| The cigar from Havana' Tariq Aziz
Saddam Hussein’s security chiefs placed members of Tariq Aziz’s family under arrest shortly before the start of the war to make sure that the former Iraqi deputy Prime Minister did not defect to the West.
Concerns about the fate of his family — in particular his eldest son — if he surrendered to coalition forces was Aziz’s primary concern during the lengthy negotiations that finally resulted in his decision to give himself up at the end of last week.
“Tariq was still terrified of what the remnants of Saddam’s regime would do to his family if he surrendered to us,” said a Western security officer.
“Even if Saddam were dead, he knew that there were still Baath Party loyalists who would want to exact revenge on his family.”
As part of Aziz’s surrender terms, coalition commanders agreed to place the Iraqi politician’s immediate family under the equivalent of protective custody to ensure that they were safe from revenge attacks by Saddam loyalists.
But the favourable surrender terms agreed between coalition commanders and Aziz have prompted speculation that Saddam’s trusted foreign policy adviser may in fact be the Iraqi spy who provided the intelligence responsible for the Cruise missile attack on the Iraqi dictator’s bunker in southern Baghdad in the opening salvos of the conflict.

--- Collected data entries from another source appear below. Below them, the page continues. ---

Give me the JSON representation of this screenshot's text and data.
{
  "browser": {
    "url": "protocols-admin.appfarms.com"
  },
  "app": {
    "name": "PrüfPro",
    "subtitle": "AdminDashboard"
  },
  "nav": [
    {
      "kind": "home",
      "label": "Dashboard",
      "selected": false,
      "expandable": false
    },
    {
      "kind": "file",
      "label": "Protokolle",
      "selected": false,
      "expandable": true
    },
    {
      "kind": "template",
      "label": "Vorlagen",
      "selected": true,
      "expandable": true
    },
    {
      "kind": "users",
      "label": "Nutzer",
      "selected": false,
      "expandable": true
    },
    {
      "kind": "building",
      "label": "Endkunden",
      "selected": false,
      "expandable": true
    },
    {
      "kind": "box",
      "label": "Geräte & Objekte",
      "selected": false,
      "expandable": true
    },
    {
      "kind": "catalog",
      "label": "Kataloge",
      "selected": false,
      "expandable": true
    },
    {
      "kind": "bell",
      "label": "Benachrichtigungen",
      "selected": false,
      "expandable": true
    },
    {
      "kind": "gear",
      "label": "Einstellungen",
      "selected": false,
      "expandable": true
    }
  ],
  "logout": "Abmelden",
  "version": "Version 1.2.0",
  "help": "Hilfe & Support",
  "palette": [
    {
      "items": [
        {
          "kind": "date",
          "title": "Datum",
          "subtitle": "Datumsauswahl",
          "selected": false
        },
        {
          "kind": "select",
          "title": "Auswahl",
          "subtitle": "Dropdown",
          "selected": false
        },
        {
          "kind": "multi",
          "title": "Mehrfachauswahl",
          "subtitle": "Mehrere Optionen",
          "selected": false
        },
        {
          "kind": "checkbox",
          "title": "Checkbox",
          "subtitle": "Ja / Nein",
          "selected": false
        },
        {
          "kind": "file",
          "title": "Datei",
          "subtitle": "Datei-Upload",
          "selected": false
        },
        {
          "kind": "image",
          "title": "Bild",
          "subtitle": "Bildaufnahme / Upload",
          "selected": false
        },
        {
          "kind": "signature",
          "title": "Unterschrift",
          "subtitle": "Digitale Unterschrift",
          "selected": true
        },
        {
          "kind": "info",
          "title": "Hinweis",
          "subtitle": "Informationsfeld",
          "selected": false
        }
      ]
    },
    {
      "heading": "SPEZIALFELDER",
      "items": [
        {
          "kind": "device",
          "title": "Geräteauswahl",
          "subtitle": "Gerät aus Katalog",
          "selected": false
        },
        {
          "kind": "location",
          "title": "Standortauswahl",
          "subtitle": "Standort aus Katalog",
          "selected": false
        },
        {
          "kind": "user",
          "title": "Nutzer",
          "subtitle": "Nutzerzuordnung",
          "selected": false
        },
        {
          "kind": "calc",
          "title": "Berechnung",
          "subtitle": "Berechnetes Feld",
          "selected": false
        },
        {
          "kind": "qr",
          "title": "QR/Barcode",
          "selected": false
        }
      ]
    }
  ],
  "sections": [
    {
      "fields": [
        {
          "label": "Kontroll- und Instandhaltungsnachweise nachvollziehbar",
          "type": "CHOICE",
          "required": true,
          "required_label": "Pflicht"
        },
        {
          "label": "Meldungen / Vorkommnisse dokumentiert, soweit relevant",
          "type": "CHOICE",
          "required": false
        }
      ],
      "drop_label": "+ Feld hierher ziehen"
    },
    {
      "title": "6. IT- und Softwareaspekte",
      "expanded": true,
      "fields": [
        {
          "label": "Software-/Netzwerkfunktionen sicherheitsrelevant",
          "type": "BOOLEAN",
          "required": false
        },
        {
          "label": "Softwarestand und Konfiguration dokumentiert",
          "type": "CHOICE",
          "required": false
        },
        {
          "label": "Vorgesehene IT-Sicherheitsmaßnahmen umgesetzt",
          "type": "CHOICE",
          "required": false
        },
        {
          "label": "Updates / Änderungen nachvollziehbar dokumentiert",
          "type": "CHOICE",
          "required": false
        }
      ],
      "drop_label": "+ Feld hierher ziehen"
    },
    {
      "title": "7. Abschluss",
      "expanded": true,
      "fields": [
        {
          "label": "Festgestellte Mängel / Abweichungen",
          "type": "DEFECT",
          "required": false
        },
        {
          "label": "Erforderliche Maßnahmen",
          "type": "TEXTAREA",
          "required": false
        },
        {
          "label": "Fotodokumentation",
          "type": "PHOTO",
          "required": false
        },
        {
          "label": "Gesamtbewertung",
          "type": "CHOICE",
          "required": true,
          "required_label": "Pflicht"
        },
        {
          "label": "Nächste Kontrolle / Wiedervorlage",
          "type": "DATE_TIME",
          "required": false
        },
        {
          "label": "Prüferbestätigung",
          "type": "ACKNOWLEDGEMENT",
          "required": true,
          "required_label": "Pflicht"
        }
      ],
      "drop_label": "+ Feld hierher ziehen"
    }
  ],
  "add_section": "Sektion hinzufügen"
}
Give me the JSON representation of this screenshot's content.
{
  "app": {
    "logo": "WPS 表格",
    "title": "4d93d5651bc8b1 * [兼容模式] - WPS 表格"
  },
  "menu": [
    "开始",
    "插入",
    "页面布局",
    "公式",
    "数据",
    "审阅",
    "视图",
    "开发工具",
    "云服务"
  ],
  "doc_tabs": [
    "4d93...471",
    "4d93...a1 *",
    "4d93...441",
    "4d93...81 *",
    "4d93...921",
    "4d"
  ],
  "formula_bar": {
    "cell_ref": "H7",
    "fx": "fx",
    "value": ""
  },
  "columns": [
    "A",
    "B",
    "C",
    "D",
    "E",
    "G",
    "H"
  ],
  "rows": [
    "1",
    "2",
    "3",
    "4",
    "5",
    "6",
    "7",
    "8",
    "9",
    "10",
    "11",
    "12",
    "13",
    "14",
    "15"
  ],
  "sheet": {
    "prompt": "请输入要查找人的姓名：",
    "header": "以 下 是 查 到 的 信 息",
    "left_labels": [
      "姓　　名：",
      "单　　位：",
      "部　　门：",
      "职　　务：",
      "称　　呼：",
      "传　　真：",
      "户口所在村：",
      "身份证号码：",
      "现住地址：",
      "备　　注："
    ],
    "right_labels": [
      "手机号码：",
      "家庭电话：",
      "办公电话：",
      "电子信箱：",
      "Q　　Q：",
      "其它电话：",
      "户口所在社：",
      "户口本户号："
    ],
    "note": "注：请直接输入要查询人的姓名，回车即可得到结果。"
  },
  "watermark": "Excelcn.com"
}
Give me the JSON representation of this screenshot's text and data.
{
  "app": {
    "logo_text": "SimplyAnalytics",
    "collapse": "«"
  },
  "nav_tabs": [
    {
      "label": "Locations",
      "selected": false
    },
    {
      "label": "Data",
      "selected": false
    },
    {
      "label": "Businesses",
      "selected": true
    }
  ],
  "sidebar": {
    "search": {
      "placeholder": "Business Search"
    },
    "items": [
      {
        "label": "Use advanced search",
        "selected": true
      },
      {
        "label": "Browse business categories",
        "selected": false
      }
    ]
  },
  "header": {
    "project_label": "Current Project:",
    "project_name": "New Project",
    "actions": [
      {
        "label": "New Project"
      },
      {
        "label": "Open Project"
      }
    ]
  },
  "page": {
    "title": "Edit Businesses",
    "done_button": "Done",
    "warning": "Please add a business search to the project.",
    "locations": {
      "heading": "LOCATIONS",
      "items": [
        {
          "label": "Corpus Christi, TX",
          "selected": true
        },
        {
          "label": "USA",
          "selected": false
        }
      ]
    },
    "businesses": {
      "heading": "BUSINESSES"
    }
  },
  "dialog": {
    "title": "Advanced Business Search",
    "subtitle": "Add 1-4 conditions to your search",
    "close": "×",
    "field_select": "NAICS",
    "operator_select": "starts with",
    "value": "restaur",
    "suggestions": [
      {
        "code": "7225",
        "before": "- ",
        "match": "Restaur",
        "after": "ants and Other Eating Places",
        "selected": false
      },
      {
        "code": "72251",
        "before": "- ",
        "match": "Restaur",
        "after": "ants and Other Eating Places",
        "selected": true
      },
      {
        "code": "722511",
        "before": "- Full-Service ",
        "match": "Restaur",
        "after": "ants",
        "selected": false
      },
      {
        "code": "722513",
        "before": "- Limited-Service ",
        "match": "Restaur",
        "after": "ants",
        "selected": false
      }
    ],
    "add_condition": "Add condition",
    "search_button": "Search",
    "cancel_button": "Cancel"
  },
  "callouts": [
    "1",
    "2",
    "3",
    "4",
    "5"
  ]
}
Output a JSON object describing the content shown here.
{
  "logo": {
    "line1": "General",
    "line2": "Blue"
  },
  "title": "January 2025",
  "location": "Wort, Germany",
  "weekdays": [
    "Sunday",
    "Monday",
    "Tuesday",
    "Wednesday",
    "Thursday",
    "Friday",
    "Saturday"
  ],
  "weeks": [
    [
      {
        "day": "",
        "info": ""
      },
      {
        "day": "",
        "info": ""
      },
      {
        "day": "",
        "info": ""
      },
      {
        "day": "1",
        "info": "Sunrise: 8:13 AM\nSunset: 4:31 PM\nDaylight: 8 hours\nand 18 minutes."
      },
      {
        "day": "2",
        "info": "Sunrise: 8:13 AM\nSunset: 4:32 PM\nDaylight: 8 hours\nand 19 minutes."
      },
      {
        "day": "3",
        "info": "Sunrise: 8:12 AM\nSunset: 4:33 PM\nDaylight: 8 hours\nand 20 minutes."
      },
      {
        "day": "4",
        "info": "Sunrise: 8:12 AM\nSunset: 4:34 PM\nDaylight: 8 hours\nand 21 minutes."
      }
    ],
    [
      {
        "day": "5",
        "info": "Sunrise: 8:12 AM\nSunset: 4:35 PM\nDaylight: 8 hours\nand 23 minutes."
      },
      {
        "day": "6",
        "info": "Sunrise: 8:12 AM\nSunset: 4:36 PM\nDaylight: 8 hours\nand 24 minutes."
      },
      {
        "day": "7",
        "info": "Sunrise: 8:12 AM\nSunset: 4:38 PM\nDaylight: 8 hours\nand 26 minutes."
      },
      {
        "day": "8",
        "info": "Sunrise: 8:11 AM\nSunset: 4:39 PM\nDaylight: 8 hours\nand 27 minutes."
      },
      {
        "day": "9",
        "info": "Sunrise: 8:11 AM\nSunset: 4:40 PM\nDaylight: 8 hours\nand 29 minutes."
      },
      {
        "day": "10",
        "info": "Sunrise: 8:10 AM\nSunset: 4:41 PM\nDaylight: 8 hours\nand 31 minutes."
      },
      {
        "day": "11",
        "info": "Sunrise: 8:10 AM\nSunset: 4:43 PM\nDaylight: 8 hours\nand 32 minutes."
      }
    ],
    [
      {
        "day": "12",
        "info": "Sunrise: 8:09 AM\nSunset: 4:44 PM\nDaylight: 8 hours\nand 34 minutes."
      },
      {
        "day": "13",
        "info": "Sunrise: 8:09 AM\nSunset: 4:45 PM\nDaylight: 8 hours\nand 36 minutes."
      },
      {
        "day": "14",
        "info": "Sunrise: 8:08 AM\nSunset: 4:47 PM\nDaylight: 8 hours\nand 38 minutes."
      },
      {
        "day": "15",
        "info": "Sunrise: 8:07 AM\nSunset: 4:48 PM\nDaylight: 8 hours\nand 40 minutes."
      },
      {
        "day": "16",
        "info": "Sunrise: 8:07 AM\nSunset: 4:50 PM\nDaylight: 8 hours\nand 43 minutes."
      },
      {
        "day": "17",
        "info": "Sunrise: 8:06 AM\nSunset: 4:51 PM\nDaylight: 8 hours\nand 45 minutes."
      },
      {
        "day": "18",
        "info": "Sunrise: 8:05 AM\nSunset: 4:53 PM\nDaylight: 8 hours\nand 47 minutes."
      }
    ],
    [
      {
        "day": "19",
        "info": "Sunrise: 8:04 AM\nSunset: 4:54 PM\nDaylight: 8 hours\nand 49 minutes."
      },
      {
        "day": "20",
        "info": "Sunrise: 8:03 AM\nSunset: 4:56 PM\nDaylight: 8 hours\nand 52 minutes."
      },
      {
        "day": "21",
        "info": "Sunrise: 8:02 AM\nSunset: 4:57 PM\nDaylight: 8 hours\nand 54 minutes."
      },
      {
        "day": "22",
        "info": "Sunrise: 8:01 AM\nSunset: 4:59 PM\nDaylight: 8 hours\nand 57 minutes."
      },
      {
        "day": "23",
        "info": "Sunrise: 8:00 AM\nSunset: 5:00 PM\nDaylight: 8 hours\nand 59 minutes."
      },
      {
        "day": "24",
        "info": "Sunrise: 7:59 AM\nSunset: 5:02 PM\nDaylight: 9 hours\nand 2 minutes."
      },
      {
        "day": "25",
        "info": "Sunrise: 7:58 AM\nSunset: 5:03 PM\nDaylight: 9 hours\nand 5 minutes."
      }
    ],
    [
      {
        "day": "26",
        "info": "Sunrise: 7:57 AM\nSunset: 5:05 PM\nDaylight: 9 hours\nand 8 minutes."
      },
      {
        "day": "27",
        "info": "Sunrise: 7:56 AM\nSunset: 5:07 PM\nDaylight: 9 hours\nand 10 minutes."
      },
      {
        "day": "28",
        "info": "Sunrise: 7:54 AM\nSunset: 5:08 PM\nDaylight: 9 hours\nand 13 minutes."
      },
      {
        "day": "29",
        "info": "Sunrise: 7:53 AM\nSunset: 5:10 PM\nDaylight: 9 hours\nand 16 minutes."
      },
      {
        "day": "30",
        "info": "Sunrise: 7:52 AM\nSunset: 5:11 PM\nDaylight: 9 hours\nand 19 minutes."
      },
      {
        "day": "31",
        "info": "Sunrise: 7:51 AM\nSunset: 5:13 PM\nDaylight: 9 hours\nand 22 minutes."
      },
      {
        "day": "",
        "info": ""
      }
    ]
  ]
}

Intelligence officials have claimed that the information they received that allowed them to target Saddam’s bunker came from a “senior official” within the Baath regime, and as one of the leading members of the ruling Revolutionary Command Council (RCC), Aziz would have prior warning that Saddam was planning to hold a meeting at one of his heavily-fortified bunkers.
“You get the feeling, now that Aziz is safely in American custody, that he will be getting re-acquainted with people he has known for quite some time,” said a former CIA officer who specialises in Iraq. “The information that enabled the coalition forces to target Saddam in the opening hours of the war could only have come from someone like Aziz who had access to Saddam’s inner circle.”
There has been intense speculation about Saddam’s fate since the attack on the bunker in the early hours of March 20. At first it was reported that Saddam had been killed in the attack, then it was suggested that he had suffered non-life threatening injuries that had been treated by a specialist team of Russian doctors.
Coalition officials appeared to confirm that Saddam had survived the initial strike when they bombed a restaurant complex in central Baghdad on April 7 at which the Iraqi dictator had been seen arriving with his younger son, Qusay, and other Baath Party officials.
At the end of last week, however, President George W. Bush said he believed that Saddam had either been killed or critically injured in the March 20 attack, and paid tribute to the “brave soul” who provided the intelligence that enabled the attack to take place. Asked if the Iraqi spy was still alive, Bush replied: “Yes, he is. He is with us. Thank God.”
Whether or not Aziz was responsible for providing intelligence about Saddam’s whereabouts during the conflict, there is no doubt that the Iraqi dictator had become deeply suspicious about his deputy Prime Minister’s intentions.
Relations between the two men had become strained in the aftermath of the Gulf war in 1991 when Saddam became concerned that Aziz, who was then his foreign minister, enjoyed too much popularity among Iraqis as a result of his well-publicised international diplomatic activities.
As the only Christian among the Sunni Muslim clique that controlled the Iraqi Baath Party, Aziz has always been regarded as an outsider since he came to Saddam’s attention in the 1970s for his staunch anti-Communist views, which he regularly aired in the columns of al-Thawra (The Revolution), the Baath Party newspaper that he edited.
In recent years Aziz had been sidelined following his appointment as deputy Prime Minister, although he managed to retain his position on the all-important RCC, the Baathists’ main decision-making body.
The only reason Aziz managed to survive this period is that Saddam continued to rely on his expertise in foreign affairs. In the late 1990s, when Aziz failed to persuade the United Nations to lift the sanctions imposed on Iraq at the end of the Gulf war, Saddam briefly imprisoned the politician’s eldest son as punishment.
In the weeks preceding Operation Iraqi Freedom, Saddam ordered the detention of several members of Aziz’s family following suspicions that he was preparing to defect to the West.
When, shortly after the conflict started, however, Washington officials dropped heavy hints that the Iraqi official had defected, Aziz appeared before journalists in Baghdad angrily denouncing the claims, saying that he would “rather die” than be taken into custody by the Americans.
Aziz’s surrender is undoubtedly an enormous propaganda coup for coalition commanders as he would never have contemplated surrendering if he thought there was any chance that Saddam or his two sons, Uday and Qusay, could continue to pose a threat.